The main principle to remember is that strong authentication must require two of the three elements proposed by PSD2 (this is where the confusion over “two-factor authentication” comes from):

  • An element of knowledge: information known only to you, such as a password,
  • An element of possession: a smartphone or a telephone line,
  • An element of inherence: fingerprint, facial recognition or even voice (even if this system is not very developed for the general public). As in spy films, perhaps one day we’ll be scanning the iris of our eye to make a payment or log on to our account.

When you are asked to set up a security check from your smartphone, authentication is at the strongest level, since it includes a solution for every possible element.

Good to know: strong authentication is compulsory for any transaction over €30, but increasingly e-commerce and payment service providers are asking for it from the very first euro (or even the first cent). Again, this is for the benefit of the consumer.

Best individual practices for secure payments

The biggest security flaw is the user! And crooks are well aware of this. So the first line of defence against theft is the customer! So there are a few best practices to follow.

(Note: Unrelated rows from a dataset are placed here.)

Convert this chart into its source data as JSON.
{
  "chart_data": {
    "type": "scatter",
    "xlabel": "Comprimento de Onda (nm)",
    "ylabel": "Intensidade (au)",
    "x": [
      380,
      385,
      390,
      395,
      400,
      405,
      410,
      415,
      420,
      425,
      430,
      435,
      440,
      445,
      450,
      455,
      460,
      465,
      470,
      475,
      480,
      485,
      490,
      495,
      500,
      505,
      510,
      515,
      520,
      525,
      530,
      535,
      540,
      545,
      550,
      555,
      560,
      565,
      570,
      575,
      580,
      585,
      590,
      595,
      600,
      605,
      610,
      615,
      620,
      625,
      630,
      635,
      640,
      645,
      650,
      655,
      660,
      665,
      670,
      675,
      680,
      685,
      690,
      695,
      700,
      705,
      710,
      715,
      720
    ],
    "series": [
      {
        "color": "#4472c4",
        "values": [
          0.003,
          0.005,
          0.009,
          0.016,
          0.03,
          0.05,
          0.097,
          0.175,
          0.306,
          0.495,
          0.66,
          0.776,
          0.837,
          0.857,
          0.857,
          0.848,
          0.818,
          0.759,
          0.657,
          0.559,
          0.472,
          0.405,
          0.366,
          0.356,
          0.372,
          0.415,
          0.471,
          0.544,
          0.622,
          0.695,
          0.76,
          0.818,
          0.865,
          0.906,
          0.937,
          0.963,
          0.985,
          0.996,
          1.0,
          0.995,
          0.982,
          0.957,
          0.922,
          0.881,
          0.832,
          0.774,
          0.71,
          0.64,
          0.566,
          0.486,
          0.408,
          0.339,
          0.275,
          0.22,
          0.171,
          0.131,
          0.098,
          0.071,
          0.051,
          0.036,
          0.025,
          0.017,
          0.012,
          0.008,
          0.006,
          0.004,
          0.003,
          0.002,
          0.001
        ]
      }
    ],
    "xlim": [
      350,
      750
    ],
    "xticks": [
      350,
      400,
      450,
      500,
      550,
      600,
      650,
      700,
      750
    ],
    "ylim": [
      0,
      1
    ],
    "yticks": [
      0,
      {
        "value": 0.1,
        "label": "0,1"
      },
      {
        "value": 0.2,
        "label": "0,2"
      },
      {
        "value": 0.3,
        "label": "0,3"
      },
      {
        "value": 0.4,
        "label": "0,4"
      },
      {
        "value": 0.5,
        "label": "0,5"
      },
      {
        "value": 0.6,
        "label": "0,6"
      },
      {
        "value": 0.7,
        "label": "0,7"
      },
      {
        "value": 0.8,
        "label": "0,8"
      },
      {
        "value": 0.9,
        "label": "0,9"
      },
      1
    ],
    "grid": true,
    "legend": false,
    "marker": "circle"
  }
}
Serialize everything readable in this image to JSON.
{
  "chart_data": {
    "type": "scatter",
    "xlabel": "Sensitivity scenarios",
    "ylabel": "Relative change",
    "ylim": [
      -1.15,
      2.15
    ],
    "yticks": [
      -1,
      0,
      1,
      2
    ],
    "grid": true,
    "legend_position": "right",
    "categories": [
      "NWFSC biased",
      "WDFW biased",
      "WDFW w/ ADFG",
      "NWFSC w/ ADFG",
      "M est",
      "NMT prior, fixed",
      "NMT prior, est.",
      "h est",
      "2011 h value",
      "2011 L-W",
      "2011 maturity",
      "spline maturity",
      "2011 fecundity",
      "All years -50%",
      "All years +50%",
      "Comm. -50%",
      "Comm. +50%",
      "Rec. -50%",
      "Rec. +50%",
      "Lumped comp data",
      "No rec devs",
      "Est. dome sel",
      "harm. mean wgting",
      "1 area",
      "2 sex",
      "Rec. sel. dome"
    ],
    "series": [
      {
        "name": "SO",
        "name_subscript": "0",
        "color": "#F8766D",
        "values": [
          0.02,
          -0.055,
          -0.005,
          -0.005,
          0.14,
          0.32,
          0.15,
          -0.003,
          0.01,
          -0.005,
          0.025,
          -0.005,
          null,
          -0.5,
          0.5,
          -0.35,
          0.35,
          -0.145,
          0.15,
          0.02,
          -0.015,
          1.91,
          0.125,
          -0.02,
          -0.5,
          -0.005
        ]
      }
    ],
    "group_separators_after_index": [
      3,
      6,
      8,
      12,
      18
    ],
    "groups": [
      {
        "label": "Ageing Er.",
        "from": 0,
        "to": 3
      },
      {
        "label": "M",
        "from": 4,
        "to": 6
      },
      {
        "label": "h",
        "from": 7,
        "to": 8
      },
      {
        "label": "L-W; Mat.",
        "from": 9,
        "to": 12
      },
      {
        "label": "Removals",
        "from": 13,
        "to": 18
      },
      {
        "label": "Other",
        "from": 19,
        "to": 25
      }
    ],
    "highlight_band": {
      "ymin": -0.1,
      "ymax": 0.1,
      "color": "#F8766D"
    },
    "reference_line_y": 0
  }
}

  • Never give out personal information such as passwords by telephone or message. A payment service representative will never ask for it.
  • Avoid validating an authentication request if you have not made a purchase yourself.
  • Another piece of advice is not to validate a request for authentication after receiving a request for payment by telephone, even if the person you are speaking to really does seem to know your personal details, or even elements of your private life. Fraudsters are very good at finding the right information on social networks.
  • Avoid leaving personal data on “public” sites (social networks, forums, etc.)
  • Accept the enhanced authentication services offered by the various payment providers.
  • Check the addresses of the sites where you give your bank details. Make sure that the “little padlock” is present and check that the URL (the web address) does not contain any added elements. This is the case, for example, with fine scams that link to fake “ANTS” sites for paying fines.
  • One final tip: if you need to contact a payment service provider, use the contact telephone number on their official website.

VeraCash’s DSP2 choices for its customers

VeraCash uses a trusted third-party payment provider that complies with the security standards of the PSD2 directive. That’s why we chose it. It’s also why, at every stage of a VeraCash account, there is strong authentication.

Using your VeraCash account

The online account

The first step is to log in to your VeraCash account. To do this, you need to know your username and password.
Then a third element, a PIN code (or equivalent).

On the VeraCash application

Fingerprint identification is possible. A systematic security alert will be sent by email. You will be informed that a connection is being made to your account. If it’s you, don’t worry: there’s nothing to do.

Please note that, from time to time, fingerprint authentication does not work. In this case, you need to enter your secret PIN or a code received by text message.

In short: authentication on the application is really reinforced! And thanks to it, you can consult your VeraCash account in complete peace and security.